Im libyschen Fernsehen wettert Gaddafi mit kruden Theorien über eine Verschwörung von Terroristen des Netzwerks al-Qaida.

Straßburg. Der Diktator droht. Sein Volk werde zu den Waffen greifen, sollte der Westen eine Flugverbotszone über sein Land verhängen. Es sind die grastigen Rufe der angeschlagenen libyschenHerrschers Staatschefs Muammar al-Gaddafi. Es ist seine Art, auf den politischen Druck aus Europa und den USA zu reagieren. Im EU-Parlament in Straßburg drängen die wichtigsten Fraktionen auf die Errichtung einer Flugverbotszone über Libyen. Dagegen betonte die EU-Außenbeauftragte Catherine Ashton bei der Debatte die Notwendigkeit humanitärer Hilfe. Dafür werde sie auch eine Militärmission im Rahmen der europäischen Sicherheits- und Verteidigungspolitik prüfen. „Die EU bleibt an vorderster Front der internationalen Bemühungen engagiert, um in Libyen Frieden und Stabilität wiederherzustellen“, sagte Ashton. Nach dem Ende der Gewalt werde die EU beim Aufbau eines neuen Libyens mit demokratisch gewählten Führern helfen.
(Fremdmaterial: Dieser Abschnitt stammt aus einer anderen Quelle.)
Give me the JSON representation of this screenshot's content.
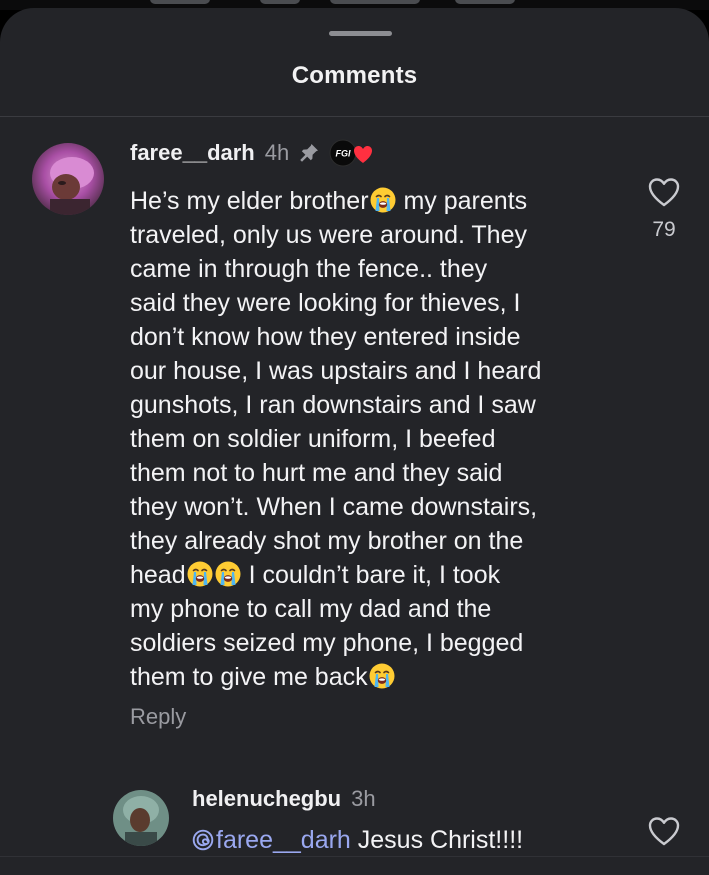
{
  "sheet": {
    "title": "Comments"
  },
  "comments": [
    {
      "username": "faree__darh",
      "time": "4h",
      "pinned": true,
      "badge_text": "FGI",
      "lines": [
        {
          "a": "He’s my elder brother",
          "e": 1,
          "b": " my parents"
        },
        {
          "a": "traveled, only us were around. They"
        },
        {
          "a": "came in through the fence.. they"
        },
        {
          "a": "said they were looking for thieves, I"
        },
        {
          "a": "don’t know how they entered inside"
        },
        {
          "a": "our house, I was upstairs and I heard"
        },
        {
          "a": "gunshots, I ran downstairs and I saw"
        },
        {
          "a": "them on soldier uniform, I beefed"
        },
        {
          "a": "them not to hurt me and they said"
        },
        {
          "a": "they won’t. When I came downstairs,"
        },
        {
          "a": "they already shot my brother on the"
        },
        {
          "a": "head",
          "e": 2,
          "b": " I couldn’t bare it, I took"
        },
        {
          "a": "my phone to call my dad and the"
        },
        {
          "a": "soldiers seized my phone, I begged"
        },
        {
          "a": "them to give me back",
          "e": 1,
          "b": ""
        }
      ],
      "reply_label": "Reply",
      "like_count": "79",
      "icons": {
        "like": "heart-outline-icon",
        "pin": "pin-icon",
        "emoji": "loudly-crying-face-emoji"
      }
    },
    {
      "username": "helenuchegbu",
      "time": "3h",
      "mention": "faree__darh",
      "text": " Jesus Christ!!!!",
      "icons": {
        "like": "heart-outline-icon",
        "mention": "threads-at-icon"
      }
    }
  ],
  "colors": {
    "sheet_bg": "#232428",
    "text_primary": "#f3f3f5",
    "text_secondary": "#9a9ba1",
    "mention": "#9aa8f0"
  }
}
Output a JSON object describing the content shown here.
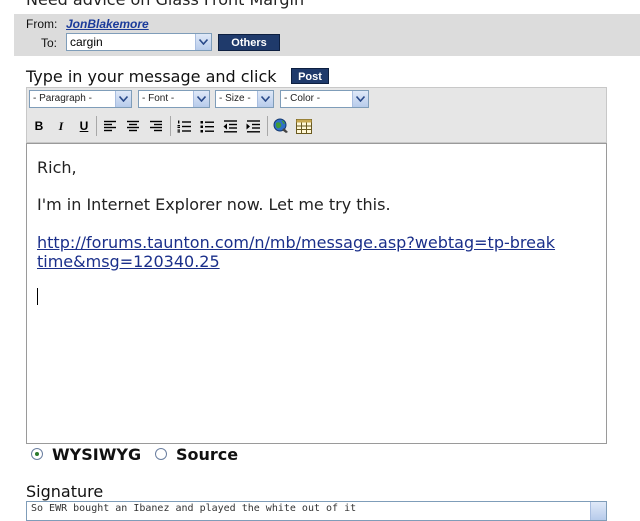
{
  "header": {
    "partial_title": "Need advice on Glass Front Margin",
    "from_label": "From:",
    "from_name": "JonBlakemore",
    "to_label": "To:",
    "to_value": "cargin",
    "others_label": "Others"
  },
  "compose": {
    "prompt": "Type in your message and click",
    "post_label": "Post"
  },
  "toolbar": {
    "paragraph": "- Paragraph -",
    "font": "- Font -",
    "size": "- Size -",
    "color": "- Color -",
    "bold": "B",
    "italic": "I",
    "underline": "U"
  },
  "editor": {
    "line1": "Rich,",
    "line2": "I'm in Internet Explorer now.  Let me try this.",
    "link": "http://forums.taunton.com/n/mb/message.asp?webtag=tp-breaktime&msg=120340.25"
  },
  "mode": {
    "wysiwyg": "WYSIWYG",
    "source": "Source",
    "selected": "WYSIWYG"
  },
  "signature": {
    "label": "Signature",
    "value": "So EWR bought an Ibanez and played the white out of it"
  }
}
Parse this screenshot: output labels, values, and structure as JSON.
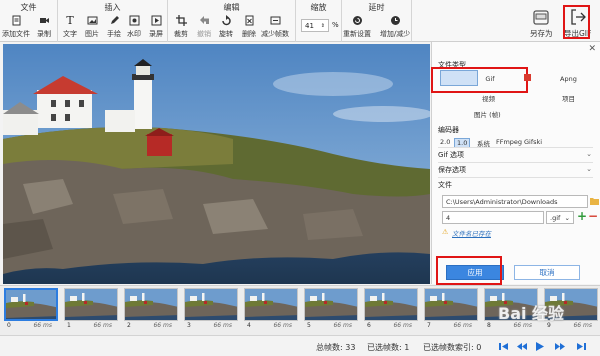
{
  "ribbon": {
    "groups": {
      "file": "文件",
      "insert": "插入",
      "edit": "编辑",
      "zoom": "缩放",
      "delay": "延时"
    },
    "file_tools": {
      "add_file": "添加文件",
      "record": "录制"
    },
    "insert_tools": {
      "text": "文字",
      "image": "图片",
      "draw": "手绘",
      "watermark": "水印",
      "screen_record": "录屏"
    },
    "edit_tools": {
      "crop": "裁剪",
      "undo": "撤销",
      "rotate": "旋转",
      "delete": "删除",
      "reduce_frames": "减少帧数"
    },
    "zoom": {
      "value": "41",
      "unit": "%"
    },
    "delay_tools": {
      "reset": "重新设置",
      "add_reduce": "增加/减少"
    },
    "save_as": "另存为",
    "export_gif": "导出GIF"
  },
  "panel": {
    "file_type_label": "文件类型",
    "formats": {
      "gif": "Gif",
      "apng": "Apng",
      "video": "视频",
      "project": "项目",
      "images": "图片 (帧)"
    },
    "encoder_label": "编码器",
    "encoders": [
      "2.0",
      "1.0",
      "系统",
      "FFmpeg",
      "Gifski"
    ],
    "gif_options": "Gif 选项",
    "save_options": "保存选项",
    "file_label": "文件",
    "folder_path": "C:\\Users\\Administrator\\Downloads",
    "file_name": "4",
    "extension": ".gif",
    "filename_link": "文件名已存在",
    "apply": "应用",
    "cancel": "取消"
  },
  "filmstrip": {
    "frames": [
      {
        "index": "0",
        "ms": "66 ms"
      },
      {
        "index": "1",
        "ms": "66 ms"
      },
      {
        "index": "2",
        "ms": "66 ms"
      },
      {
        "index": "3",
        "ms": "66 ms"
      },
      {
        "index": "4",
        "ms": "66 ms"
      },
      {
        "index": "5",
        "ms": "66 ms"
      },
      {
        "index": "6",
        "ms": "66 ms"
      },
      {
        "index": "7",
        "ms": "66 ms"
      },
      {
        "index": "8",
        "ms": "66 ms"
      },
      {
        "index": "9",
        "ms": "66 ms"
      }
    ]
  },
  "status": {
    "total_frames": "总帧数: 33",
    "selected_count": "已选帧数: 1",
    "selected_index": "已选帧数索引: 0"
  },
  "watermark": "Bai 经验",
  "colors": {
    "accent": "#3b86e0",
    "highlight": "#e01515",
    "selection": "#2d7de0"
  }
}
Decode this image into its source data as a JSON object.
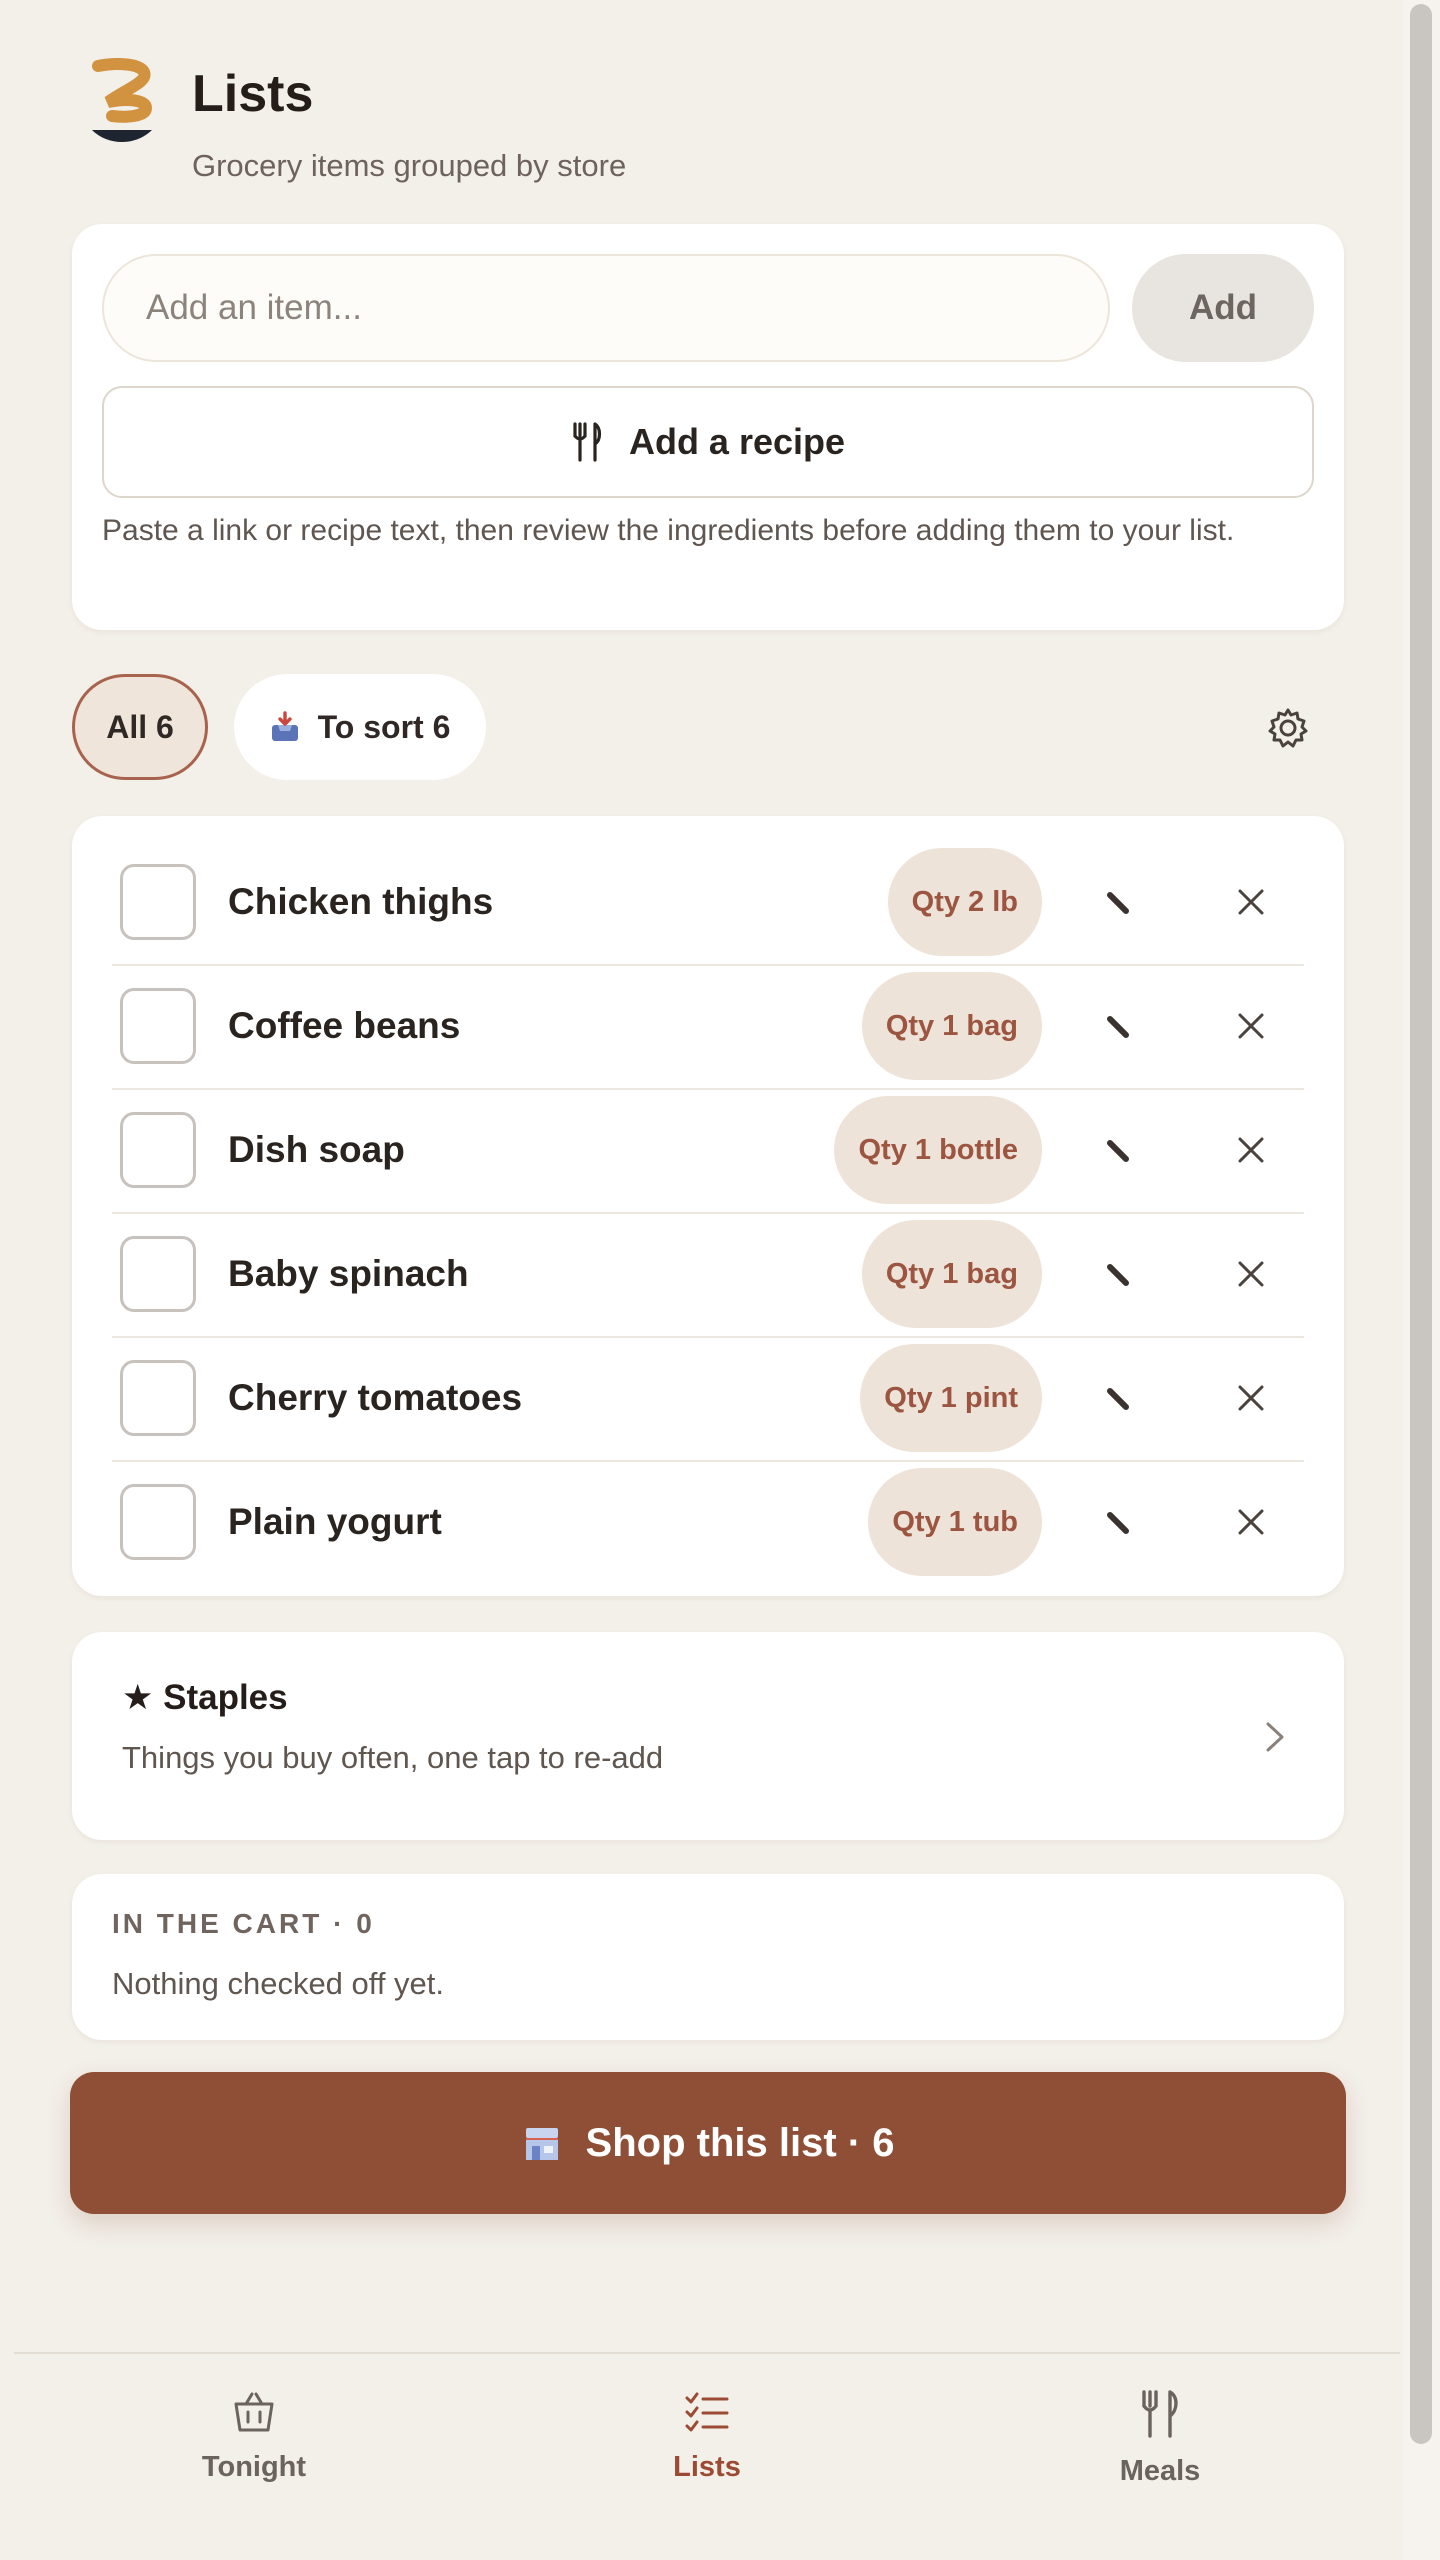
{
  "header": {
    "title": "Lists",
    "subtitle": "Grocery items grouped by store",
    "logo_icon": "swirl-bowl-logo"
  },
  "add_item": {
    "placeholder": "Add an item...",
    "value": "",
    "add_label": "Add",
    "recipe_label": "Add a recipe",
    "recipe_icon": "fork-knife-icon",
    "help_text": "Paste a link or recipe text, then review the ingredients before adding them to your list."
  },
  "filters": [
    {
      "label": "All 6",
      "selected": true
    },
    {
      "label": "To sort 6",
      "icon": "inbox-tray-icon",
      "selected": false
    }
  ],
  "settings_icon": "gear-icon",
  "items": [
    {
      "name": "Chicken thighs",
      "qty": "Qty 2 lb",
      "checked": false
    },
    {
      "name": "Coffee beans",
      "qty": "Qty 1 bag",
      "checked": false
    },
    {
      "name": "Dish soap",
      "qty": "Qty 1 bottle",
      "checked": false
    },
    {
      "name": "Baby spinach",
      "qty": "Qty 1 bag",
      "checked": false
    },
    {
      "name": "Cherry tomatoes",
      "qty": "Qty 1 pint",
      "checked": false
    },
    {
      "name": "Plain yogurt",
      "qty": "Qty 1 tub",
      "checked": false
    }
  ],
  "staples": {
    "title": "★ Staples",
    "subtitle": "Things you buy often, one tap to re-add"
  },
  "cart": {
    "title": "IN THE CART · 0",
    "message": "Nothing checked off yet."
  },
  "shop_button": {
    "label": "Shop this list · 6",
    "icon": "store-icon"
  },
  "nav": [
    {
      "label": "Tonight",
      "icon": "basket-icon",
      "active": false
    },
    {
      "label": "Lists",
      "icon": "checklist-icon",
      "active": true
    },
    {
      "label": "Meals",
      "icon": "fork-knife-icon",
      "active": false
    }
  ],
  "colors": {
    "background": "#f3efe9",
    "accent": "#8e4f36",
    "accent_text": "#9b4b33",
    "qty_pill": "#eee3d9",
    "card": "#ffffff"
  }
}
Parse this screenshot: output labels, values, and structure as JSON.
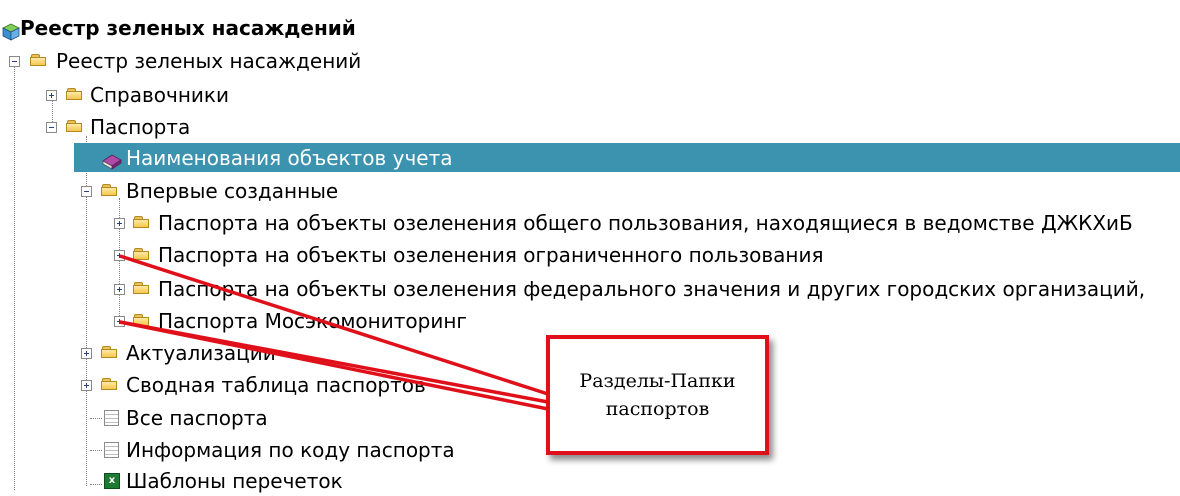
{
  "tree": {
    "root_title": "Реестр зеленых насаждений",
    "items": [
      {
        "label": "Реестр зеленых насаждений"
      },
      {
        "label": "Справочники"
      },
      {
        "label": "Паспорта"
      },
      {
        "label": "Наименования объектов учета"
      },
      {
        "label": "Впервые созданные"
      },
      {
        "label": "Паспорта на объекты озеленения общего пользования, находящиеся в ведомстве ДЖКХиБ"
      },
      {
        "label": "Паспорта на объекты озеленения ограниченного пользования"
      },
      {
        "label": "Паспорта на объекты озеленения федерального значения и других городских организаций,"
      },
      {
        "label": "Паспорта Мосэкомониторинг"
      },
      {
        "label": "Актуализации"
      },
      {
        "label": "Сводная таблица паспортов"
      },
      {
        "label": "Все паспорта"
      },
      {
        "label": "Информация по коду паспорта"
      },
      {
        "label": "Шаблоны перечеток"
      }
    ]
  },
  "callout": {
    "line1": "Разделы-Папки",
    "line2": "паспортов",
    "color": "#e0101b"
  },
  "selection_color": "#3b93b0",
  "icons": {
    "root": "cube-icon",
    "folder": "folder-icon",
    "object_names": "book-icon",
    "document": "document-icon",
    "templates": "excel-icon"
  }
}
Eine rasche Entscheidung über ein Flugverbot verlangten vor allem Sozialdemokraten, Liberale und Grüne im EU-Parlament. „Gaddafi ist ein Mörder und ein Verbrecher, der vor ein internationales Strafgericht gehört“, sagte der SPD-Abgeordnete Martin Schulz im Namen der Sozialdemokraten. Eine Flugsverbotszone sollte gemeinsam mit den UN und der Arabischen Liga beschlossen werden. „Wir müssen schnellstmöglich eine Flugverbotszone bekommen, damit die Oppositionsstädte nicht mehr bombardiert werden“, sagte der Belgier Guy Verhofstadt im Namen der Liberalen.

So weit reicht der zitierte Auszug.